New York Assembly Speaker Sheldon Silver, who has been one of the most powerful men in Albany for more than two decades, was arrested Thursday on public corruption charges.
FBI spokesman Peter Donald confirmed the 70-year-old Silver was taken into custody around 8 a.m. at FBI headquarters in New York City.The U.S. attorney’s office said in a statement that it would “announce public corruption charges” against Silver at an early afternoon briefing.
Silver was expected to make a court appearance later Thursday. His spokesman, Michael Whyland, declined to comment before the arrest.
The arrest sent shock waves through New York’s Capitol as a new legislative session has begun, and it came just a day after Silver shared the stage with Gov. Andrew Cuomo during his State of the State address.
U.S. Attorney Preet Bharara took over the files of New York’s Moreland anti-corruption commission after Cuomo closed it in April. He said in October that investigations into Albany’s pay-to-play politics are continuing.
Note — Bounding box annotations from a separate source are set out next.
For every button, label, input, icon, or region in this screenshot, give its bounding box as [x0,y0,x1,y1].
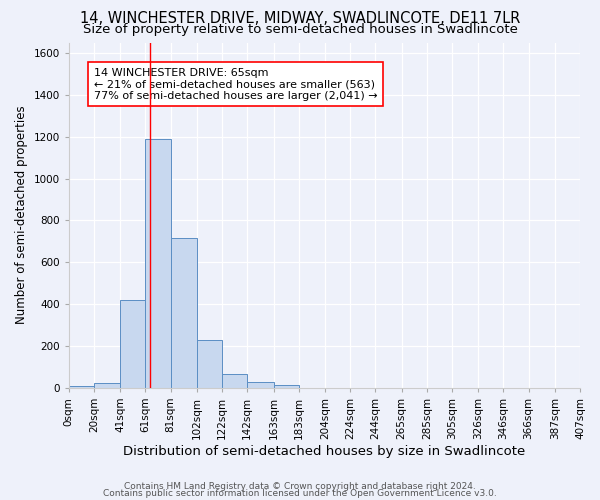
Bar [247,382,274,388]
Y-axis label: Number of semi-detached properties: Number of semi-detached properties [15,106,28,324]
Bar [94,382,121,388]
Text: Contains public sector information licensed under the Open Government Licence v3: Contains public sector information licen… [103,489,497,498]
Text: 14, WINCHESTER DRIVE, MIDWAY, SWADLINCOTE, DE11 7LR: 14, WINCHESTER DRIVE, MIDWAY, SWADLINCOT… [80,11,520,26]
Bar [121,300,145,388]
Bar [69,386,94,388]
Bar [197,340,222,388]
X-axis label: Distribution of semi-detached houses by size in Swadlincote: Distribution of semi-detached houses by … [123,444,526,458]
Text: 14 WINCHESTER DRIVE: 65sqm
← 21% of semi-detached houses are smaller (563)
77% o: 14 WINCHESTER DRIVE: 65sqm ← 21% of semi… [94,68,377,101]
Bar [222,374,247,388]
Bar [274,386,299,388]
Bar [145,139,170,388]
Text: Contains HM Land Registry data © Crown copyright and database right 2024.: Contains HM Land Registry data © Crown c… [124,482,476,491]
Bar [170,238,197,388]
Text: Size of property relative to semi-detached houses in Swadlincote: Size of property relative to semi-detach… [83,22,517,36]
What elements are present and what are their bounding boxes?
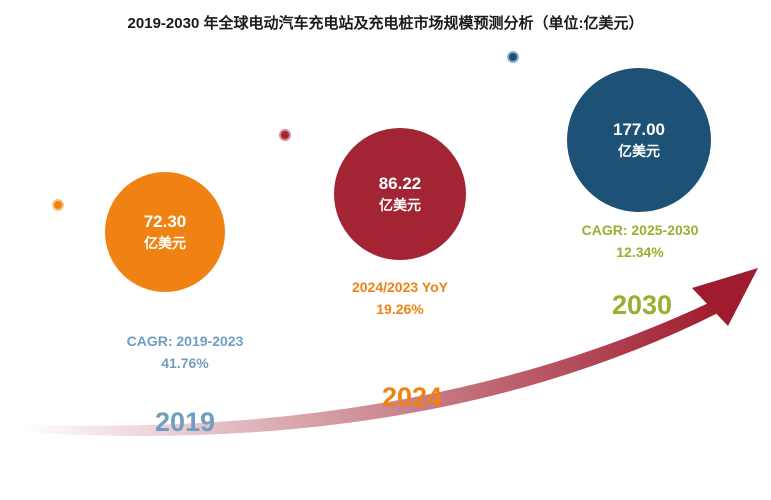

The commission and Bharara were looking into lawmakers’ earnings outside their state salaries. Silver’s outside income has long been a subject of discussion and controversy. Last year, he reported making up to $750,000 for legal work, mostly with the trial firm of Weitz & Luxenberg.
As speaker of the Democrat-controlled Assembly, Silver is one of the most influential people in New York state government. Along with the Senate majority leader and the governor, he plays a major role in creating state budgets, laws and policies in a system long-criticized in Albany as “three men in a room.”
Silver has gone toe-to-toe with five New York governors _ from the late Mario Cuomo to his son Andrew Cuomo _ since early 1994, when he was selected Assembly speaker to replace the ailing Saul Welprin.
Silver was first elected to the Assembly in 1976, representing a district on Manhattan’s Lower East Side, where he was born and still lives with his wife, Rosa.
A graduate of Brooklyn Law School and a practicing attorney, Silver has championed liberal causes in the Legislature, where he has used his position as a powerbroker to support teachers, trial lawyers and civil service unions.
But he has also seen more than his share of corruption and scandal in his chamber. Several Assembly members have been hit in recent years with criminal charges ranging from taking bribes to using campaign funds for personal expenses.
In 2003, Silver’s then-counsel, Michael Boxley, was convicted of sexual misconduct. Nine years later, Silver handled a confidential settlement of $103,000 in public funds for two women who said they were sexually harassed by their boss, then-Assemblyman Vito Lopez of Brooklyn. After the details of the settlement went public, the Assembly speaker was criticized for his role. Silver later said the case should have been handled by the ethics committee.